Company culture is what gives employees clues to what is important and how to act. Business strategy usually means something to change that culture. In the compliance arena, this can mean changing the cultural imperative in a country or region that may have existed far before the U.S. company, subject to the Foreign Corrupt Practices Act (FCPA), came to exist in that location. A big part of any best practices compliance program is to recognize that changes in a business environment will lead to changes in the compliance risk. This change can be in products or services offered, locations where they are delivered or a new client base which might include foreign governments or state-owned enterprises. To meet these new compliance risks, there may need to be changes or enhancements to a compliance regime. However, such changes could fail because “they fail to recognize that persuading people to accept a new way of doing things over what is familiar is complicated.” To effectively execute a business strategy change to accommodate a new compliance initiative, CCOs or compliance practitioners should have a clear understanding of not only the company’s culture, but also the cultures of the specific business units or geographic areas where they are making the enhancements. They will also need to understand the expectations of the key talent who will assist the compliance department in making the changes.
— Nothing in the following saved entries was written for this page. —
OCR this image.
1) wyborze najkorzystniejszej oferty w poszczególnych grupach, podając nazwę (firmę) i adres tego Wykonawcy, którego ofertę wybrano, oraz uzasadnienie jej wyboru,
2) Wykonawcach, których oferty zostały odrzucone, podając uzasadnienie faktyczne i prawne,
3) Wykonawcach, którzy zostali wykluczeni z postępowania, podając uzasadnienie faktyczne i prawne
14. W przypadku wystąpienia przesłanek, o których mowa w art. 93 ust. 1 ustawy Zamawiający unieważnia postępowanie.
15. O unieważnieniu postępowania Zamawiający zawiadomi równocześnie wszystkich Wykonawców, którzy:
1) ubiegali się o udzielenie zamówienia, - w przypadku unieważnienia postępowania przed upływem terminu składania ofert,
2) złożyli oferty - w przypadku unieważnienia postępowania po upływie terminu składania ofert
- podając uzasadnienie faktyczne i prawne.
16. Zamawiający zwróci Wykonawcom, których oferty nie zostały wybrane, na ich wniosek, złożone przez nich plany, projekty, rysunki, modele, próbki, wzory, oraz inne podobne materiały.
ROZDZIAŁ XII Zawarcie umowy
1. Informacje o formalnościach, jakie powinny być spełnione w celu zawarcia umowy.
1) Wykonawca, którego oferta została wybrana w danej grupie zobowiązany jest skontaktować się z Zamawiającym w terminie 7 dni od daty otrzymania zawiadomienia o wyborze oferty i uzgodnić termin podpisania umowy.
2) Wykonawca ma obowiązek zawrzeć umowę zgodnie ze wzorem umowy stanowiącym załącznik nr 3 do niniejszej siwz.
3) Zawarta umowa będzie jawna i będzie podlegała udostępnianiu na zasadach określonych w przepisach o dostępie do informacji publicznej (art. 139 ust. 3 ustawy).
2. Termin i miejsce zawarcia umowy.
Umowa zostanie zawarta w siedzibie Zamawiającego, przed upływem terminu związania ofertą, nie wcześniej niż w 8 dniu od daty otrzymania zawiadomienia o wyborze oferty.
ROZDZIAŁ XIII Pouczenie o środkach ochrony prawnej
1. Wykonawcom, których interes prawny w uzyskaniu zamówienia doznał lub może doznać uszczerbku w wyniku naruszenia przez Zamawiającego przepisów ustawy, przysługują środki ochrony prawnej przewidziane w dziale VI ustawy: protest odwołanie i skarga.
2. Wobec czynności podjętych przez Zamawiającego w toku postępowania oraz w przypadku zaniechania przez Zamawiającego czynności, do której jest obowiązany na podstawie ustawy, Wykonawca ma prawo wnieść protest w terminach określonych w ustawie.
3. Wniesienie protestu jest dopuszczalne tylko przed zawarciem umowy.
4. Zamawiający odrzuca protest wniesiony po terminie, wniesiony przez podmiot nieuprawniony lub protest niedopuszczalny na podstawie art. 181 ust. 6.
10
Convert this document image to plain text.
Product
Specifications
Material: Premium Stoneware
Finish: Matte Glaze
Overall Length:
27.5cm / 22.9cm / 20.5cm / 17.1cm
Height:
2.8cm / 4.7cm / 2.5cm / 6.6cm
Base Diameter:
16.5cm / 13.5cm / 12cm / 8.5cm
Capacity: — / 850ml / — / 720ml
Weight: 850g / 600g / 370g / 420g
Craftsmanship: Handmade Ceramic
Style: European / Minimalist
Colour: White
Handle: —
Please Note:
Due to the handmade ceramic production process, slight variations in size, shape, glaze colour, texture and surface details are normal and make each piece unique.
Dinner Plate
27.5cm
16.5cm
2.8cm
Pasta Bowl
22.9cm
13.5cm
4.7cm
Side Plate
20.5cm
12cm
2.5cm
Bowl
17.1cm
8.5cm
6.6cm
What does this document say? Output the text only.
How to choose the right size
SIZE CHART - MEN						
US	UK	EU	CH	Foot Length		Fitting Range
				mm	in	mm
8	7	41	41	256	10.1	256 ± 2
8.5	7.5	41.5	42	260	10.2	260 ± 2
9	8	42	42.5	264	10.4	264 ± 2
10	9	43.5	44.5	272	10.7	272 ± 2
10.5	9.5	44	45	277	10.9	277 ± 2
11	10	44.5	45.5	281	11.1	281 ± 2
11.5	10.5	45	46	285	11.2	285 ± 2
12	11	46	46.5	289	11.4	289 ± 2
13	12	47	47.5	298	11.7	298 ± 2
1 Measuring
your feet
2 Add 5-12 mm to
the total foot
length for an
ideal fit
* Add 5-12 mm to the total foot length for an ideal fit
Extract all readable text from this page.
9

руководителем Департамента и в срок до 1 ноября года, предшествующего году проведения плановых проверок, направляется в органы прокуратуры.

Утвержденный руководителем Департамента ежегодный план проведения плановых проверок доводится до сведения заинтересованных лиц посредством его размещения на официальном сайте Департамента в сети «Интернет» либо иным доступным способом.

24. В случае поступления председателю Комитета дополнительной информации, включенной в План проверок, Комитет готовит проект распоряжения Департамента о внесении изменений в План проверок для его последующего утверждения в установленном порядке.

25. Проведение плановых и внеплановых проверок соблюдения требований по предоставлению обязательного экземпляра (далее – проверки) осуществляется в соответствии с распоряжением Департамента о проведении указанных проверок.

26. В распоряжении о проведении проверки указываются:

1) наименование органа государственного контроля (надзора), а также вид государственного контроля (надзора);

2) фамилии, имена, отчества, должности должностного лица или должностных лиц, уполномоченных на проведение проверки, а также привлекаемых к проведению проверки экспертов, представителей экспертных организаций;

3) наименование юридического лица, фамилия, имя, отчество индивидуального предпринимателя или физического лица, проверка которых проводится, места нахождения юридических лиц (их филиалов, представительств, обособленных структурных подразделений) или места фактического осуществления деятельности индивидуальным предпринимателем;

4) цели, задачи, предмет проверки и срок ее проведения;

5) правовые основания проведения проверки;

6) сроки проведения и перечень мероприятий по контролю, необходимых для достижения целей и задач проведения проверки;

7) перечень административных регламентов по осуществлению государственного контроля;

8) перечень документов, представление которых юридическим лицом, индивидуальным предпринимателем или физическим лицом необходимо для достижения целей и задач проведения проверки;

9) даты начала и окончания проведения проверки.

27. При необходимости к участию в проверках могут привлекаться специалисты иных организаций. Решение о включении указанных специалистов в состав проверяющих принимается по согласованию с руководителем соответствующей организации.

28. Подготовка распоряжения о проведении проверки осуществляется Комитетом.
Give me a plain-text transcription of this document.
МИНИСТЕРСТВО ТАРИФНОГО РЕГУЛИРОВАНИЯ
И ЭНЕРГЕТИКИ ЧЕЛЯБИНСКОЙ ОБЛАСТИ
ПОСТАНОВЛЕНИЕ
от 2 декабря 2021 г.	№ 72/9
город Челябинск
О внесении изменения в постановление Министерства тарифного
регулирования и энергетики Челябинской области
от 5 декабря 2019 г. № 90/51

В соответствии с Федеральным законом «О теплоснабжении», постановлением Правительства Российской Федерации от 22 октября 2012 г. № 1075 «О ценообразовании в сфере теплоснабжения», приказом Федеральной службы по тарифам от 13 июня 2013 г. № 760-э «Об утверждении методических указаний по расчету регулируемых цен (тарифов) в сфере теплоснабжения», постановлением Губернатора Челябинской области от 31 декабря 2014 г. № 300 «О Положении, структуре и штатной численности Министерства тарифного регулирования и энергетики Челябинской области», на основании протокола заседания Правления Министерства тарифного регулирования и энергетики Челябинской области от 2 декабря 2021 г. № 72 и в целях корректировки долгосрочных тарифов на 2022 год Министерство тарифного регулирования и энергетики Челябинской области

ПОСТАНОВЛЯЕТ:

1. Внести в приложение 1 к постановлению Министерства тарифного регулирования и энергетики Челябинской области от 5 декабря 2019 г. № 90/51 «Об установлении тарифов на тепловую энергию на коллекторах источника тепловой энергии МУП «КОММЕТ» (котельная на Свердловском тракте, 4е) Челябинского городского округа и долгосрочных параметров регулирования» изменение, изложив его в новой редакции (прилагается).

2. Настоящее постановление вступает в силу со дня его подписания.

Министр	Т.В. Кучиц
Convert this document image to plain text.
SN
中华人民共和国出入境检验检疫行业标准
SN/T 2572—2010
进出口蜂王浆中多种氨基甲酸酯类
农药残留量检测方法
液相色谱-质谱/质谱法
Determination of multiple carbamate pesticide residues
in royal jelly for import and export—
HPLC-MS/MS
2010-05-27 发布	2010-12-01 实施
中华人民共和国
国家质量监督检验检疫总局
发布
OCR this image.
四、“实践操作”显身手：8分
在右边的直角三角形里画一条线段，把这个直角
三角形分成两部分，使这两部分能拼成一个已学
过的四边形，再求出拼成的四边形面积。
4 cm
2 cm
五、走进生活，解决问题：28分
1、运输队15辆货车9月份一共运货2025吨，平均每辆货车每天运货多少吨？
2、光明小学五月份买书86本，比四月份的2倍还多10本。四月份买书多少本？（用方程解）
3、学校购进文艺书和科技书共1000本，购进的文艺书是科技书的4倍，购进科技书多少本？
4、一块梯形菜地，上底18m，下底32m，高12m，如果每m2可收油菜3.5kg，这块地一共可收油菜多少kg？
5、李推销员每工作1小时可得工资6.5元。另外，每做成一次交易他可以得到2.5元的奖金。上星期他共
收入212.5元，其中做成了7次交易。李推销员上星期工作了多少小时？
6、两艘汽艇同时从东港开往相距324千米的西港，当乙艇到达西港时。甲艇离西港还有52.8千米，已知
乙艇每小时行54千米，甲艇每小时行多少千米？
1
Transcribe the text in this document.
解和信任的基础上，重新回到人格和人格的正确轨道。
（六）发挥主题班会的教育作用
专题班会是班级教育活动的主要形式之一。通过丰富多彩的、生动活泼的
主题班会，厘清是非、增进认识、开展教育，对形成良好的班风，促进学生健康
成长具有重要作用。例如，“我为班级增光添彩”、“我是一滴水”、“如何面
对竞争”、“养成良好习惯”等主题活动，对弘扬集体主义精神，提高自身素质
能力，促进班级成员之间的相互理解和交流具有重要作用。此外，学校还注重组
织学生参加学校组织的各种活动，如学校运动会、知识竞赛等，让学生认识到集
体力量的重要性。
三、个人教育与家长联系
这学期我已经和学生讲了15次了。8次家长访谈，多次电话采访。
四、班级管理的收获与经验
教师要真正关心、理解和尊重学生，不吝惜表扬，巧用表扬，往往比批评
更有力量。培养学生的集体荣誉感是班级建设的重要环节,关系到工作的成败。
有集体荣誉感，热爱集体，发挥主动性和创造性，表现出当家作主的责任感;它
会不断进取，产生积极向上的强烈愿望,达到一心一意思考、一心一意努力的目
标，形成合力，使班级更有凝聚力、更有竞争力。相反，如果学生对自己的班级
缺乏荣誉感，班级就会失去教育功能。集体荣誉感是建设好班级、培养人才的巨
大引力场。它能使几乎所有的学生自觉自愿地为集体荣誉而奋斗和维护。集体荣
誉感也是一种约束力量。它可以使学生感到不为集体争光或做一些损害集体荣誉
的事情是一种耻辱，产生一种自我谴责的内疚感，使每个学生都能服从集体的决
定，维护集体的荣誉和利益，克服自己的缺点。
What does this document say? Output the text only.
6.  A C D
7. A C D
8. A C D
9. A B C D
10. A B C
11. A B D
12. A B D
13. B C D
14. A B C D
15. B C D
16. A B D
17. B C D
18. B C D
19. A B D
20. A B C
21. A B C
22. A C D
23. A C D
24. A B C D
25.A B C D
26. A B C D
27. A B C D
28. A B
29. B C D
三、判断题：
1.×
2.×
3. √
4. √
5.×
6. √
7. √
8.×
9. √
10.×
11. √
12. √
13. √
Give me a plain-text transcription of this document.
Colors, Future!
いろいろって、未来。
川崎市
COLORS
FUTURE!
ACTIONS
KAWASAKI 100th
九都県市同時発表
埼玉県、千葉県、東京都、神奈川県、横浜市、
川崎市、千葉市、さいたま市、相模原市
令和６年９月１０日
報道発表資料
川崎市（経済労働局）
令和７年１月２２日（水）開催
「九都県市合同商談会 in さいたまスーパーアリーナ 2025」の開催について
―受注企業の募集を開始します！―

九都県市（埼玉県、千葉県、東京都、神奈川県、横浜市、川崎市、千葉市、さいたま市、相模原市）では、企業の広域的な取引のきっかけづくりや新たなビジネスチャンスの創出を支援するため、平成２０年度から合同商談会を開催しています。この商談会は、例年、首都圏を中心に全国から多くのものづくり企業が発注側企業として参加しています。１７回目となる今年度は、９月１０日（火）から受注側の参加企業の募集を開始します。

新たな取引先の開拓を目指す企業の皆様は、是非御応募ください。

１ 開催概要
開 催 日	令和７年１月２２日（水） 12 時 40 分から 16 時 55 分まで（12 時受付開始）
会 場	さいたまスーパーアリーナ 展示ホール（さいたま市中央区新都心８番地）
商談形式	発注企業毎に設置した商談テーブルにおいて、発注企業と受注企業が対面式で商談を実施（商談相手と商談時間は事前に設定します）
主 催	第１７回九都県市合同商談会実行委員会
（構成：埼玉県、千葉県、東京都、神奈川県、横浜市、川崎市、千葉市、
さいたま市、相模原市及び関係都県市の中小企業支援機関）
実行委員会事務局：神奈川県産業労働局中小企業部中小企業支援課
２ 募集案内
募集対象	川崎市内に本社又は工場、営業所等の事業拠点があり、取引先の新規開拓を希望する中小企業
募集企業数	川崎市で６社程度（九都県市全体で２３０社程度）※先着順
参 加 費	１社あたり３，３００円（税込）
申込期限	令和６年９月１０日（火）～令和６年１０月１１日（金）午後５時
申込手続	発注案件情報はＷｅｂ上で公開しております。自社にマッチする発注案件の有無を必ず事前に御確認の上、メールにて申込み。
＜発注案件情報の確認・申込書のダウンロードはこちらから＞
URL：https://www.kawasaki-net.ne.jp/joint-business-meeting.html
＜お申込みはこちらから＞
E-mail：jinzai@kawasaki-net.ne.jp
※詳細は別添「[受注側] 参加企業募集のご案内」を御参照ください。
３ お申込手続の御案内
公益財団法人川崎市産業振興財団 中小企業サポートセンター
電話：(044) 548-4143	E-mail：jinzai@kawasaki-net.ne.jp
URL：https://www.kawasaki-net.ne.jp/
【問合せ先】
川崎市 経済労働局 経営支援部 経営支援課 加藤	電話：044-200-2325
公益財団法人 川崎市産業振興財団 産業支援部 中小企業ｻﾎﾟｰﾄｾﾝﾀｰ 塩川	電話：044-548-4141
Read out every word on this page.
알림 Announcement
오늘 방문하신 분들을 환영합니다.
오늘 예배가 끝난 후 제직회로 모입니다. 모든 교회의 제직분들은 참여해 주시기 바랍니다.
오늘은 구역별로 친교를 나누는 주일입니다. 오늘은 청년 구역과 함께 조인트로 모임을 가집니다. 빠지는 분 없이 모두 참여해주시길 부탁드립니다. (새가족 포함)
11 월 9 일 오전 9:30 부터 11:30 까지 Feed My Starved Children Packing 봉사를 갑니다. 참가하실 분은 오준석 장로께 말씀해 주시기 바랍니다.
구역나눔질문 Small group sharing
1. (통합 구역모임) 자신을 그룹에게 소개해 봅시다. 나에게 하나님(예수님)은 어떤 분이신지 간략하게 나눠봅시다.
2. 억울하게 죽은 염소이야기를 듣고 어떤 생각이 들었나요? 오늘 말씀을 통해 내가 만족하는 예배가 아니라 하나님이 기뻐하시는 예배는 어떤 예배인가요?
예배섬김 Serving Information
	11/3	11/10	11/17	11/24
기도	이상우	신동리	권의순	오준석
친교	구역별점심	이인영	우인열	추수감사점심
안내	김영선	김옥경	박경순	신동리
Finally, Barnaba cautions against surprise, about the most detested thing I ever saw in a company. She wrote, “The element of surprise and little or no enemy resistance are the two weapons that make culture a formidable adversary. A business strategy that understands culture and has a well-considered battle plan is likely to overcome the attack and achieve the strategic goal. At the end of her piece, Barnaba provided seven best practices for effective strategy execution, which I have adapted for the compliance function.
- Identify the changes that are critical to the execution of the compliance strategy.
- Determine the people, processes and technology that will be impacted by the compliance enhancements.
- Predetermine how the compliance enhancements will be received by the people who will be impacted by the changes.
- Manage the business units’ expectations by giving clear reasons for the changes.
- Provide compliance support to those in the business unit who will be most heavily impacted by the changes.
- Share your timeline for implementation, including any transition period and the clear expectation of when the business unit will be measured on any change in performance standards.
- Establish the transitional goal and then exceed it.
I think the Giants showed that compliance and strategy can not only exist together, but together they can lead you to succeed at the highest levels. The message is that you have to work to integrate both but if you do, the results can be nothing short of spectacular.